Ensino Superior

Aspirantes ao Conselho Fiscal confrontam-se em debate

Guilherme Borges

Órgão fiscalizador é cobiçado por Alexandre Gomes, que aposta em “Uma Académica para Todos” e Diogo Curto, que propõe “Integridade e Democracia”. Importância da estrutura e sua relação com os estudantes em destaque. Por Guilherme Borges

No dia 8 de abril, por volta das 21 horas, no auditório I do Student Hub, ocorreu o debate entre os candidatos para o 1º Contingente do Conselho Fiscal da Associação Académica de Coimbra (CF/AAC). O 1º efetivo da Lista T – Uma Académica para Todos, Alexandre Gomes, e o cabeça da Lista I – Integridade e Democracia, Diogo Curto, apresentaram os seus planos para o futuro do órgão. A moderação do debate foi orquestrada por Alexandra Guimarães, do Jornal Universitário de Coimbra – A Cabra, e Inês Sampaio, da Rádio Universidade de Coimbra (RUC).

A primeira questão, da autoria de Alexandra Guimarães, foi em relação aos pilares das candidaturas das listas adversárias. Diogo Curto sublinhou o mote “Integridade e Democracia” e defendeu o papel que o CF/AAC tem em “encarar os problemas de frente”. Nesse sentido, a Lista I entende que, devido à sua autonomia face às outras estruturas da AAC, o órgão fiscalizador garante o “funcionamento de toda a Casa”. Alexandre Gomes também destacou o próprio lema, “Uma Académica para Todos”, e garantiu ter como fundamentos “a transparência, a proximidade e a digitalização”.

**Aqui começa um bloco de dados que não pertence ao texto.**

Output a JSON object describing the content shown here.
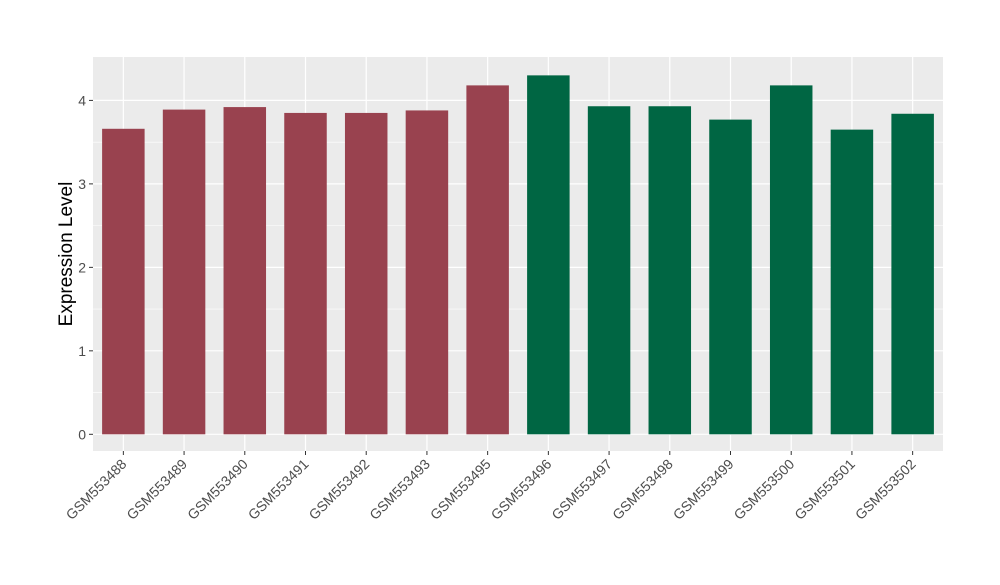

Em seguida, Inês Sampaio questionou os candidatos sobre quais as vantagens que as suas respetivas listas têm. O cabeça da Lista T ressaltou a experiência como uma das principais características que o distingue do seu adversário, já que “muitos conhecem os Estatutos na teoria, mas poucos na prática”. O representante da Lista I contestou esta fala ao dizer que também traz experiência para a disputa e, além disso, afirma conhecer os problemas da Casa através do contacto “diário e frequente” com os estudantes.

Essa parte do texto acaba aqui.